Dr Kennetta Hammond Perry
Kennetta Hammond Perry’s (Ph.D., Michigan State University) research examines Black diasporic communities and political formations shaped by and within the imperial bordering of Britain. Her first book, London Is The Place For Me: Black Britons, Citizenship and the Politics of Race (Oxford, 2016) explores how a largely African Caribbean migrant community of Black Britons articulated claims to citizenship and publicly challenged the state to both acknowledge and remedy the ways in which anti-Black racism came to bear upon their lives in the decades following World War II.

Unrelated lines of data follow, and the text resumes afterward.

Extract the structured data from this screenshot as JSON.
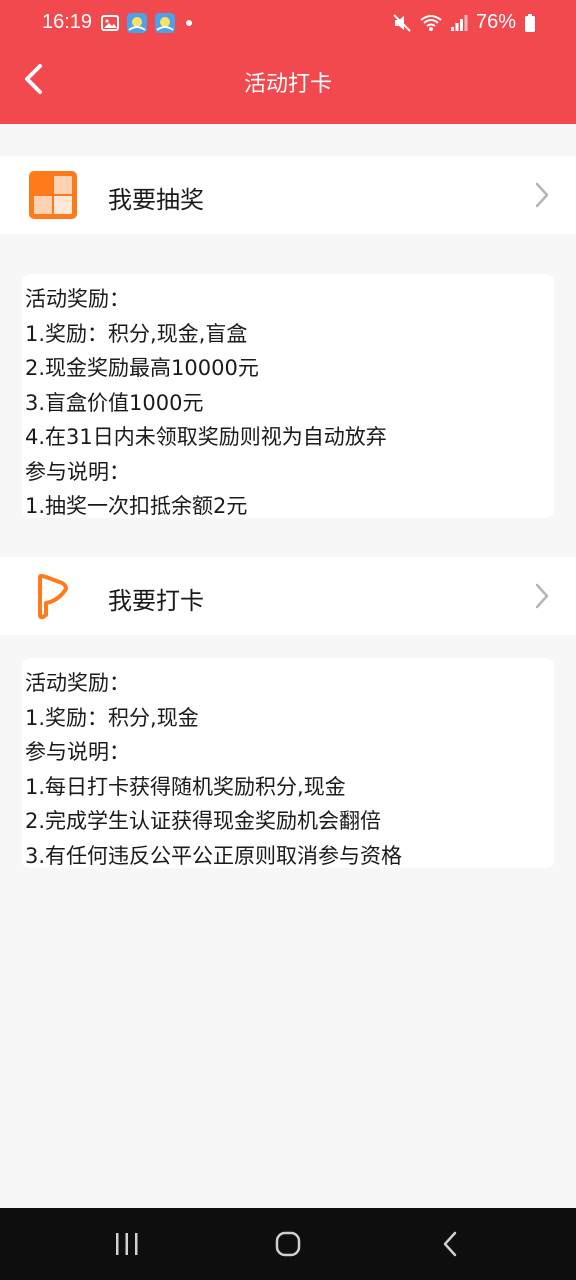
{
  "status_bar": {
    "time": "16:19",
    "battery": "76%"
  },
  "header": {
    "title": "活动打卡"
  },
  "lottery": {
    "label": "我要抽奖",
    "lines": [
      "活动奖励：",
      "1.奖励：积分,现金,盲盒",
      "2.现金奖励最高10000元",
      "3.盲盒价值1000元",
      "4.在31日内未领取奖励则视为自动放弃",
      "参与说明：",
      "1.抽奖一次扣抵余额2元"
    ]
  },
  "checkin": {
    "label": "我要打卡",
    "lines": [
      "活动奖励：",
      "1.奖励：积分,现金",
      "参与说明：",
      "1.每日打卡获得随机奖励积分,现金",
      "2.完成学生认证获得现金奖励机会翻倍",
      "3.有任何违反公平公正原则取消参与资格"
    ]
  },
  "colors": {
    "header_bg": "#f2494e",
    "accent_orange": "#ff7a1a",
    "page_bg": "#f7f7f7"
  },
  "icons": {
    "back": "chevron-left-icon",
    "lottery": "lottery-grid-icon",
    "checkin": "flag-icon",
    "row_arrow": "chevron-right-icon"
  }
}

Currently, she has completed a second book manuscript examining the life, death and legacy of David Oluwale, a Nigerian-born homeless man thought to have been murdered by police in Leeds, England in 1969. Drawing from Black feminist epistemologies, this study will contribute to burgeoning conversations within Black Studies and the discipline of History about how we ethically engage and demonstrate a duty of care in our historical writing about Black lives as they are represented in archives steeped in violence and disregard for Black humanity. Moreover, the book enlists the fraught historical record of David Oluwale’s existence in Britain to examine the life-depriving entanglements defining the relationship between the postwar welfare state and the carceral state past and present.
Professor Perry has previously held fellowships with the Carter G. Woodson Institute and the American Council of Learned Societies and currently is a co-investigator on an Arts & Humanities Research Council (UK) grant examining the regional valences of ‘Black Power’ in the UK. She is also an honorary senior research fellow at the Stephen Lawrence Research Centre at De Montfort University in Leicester, UK where she previously served as founding director.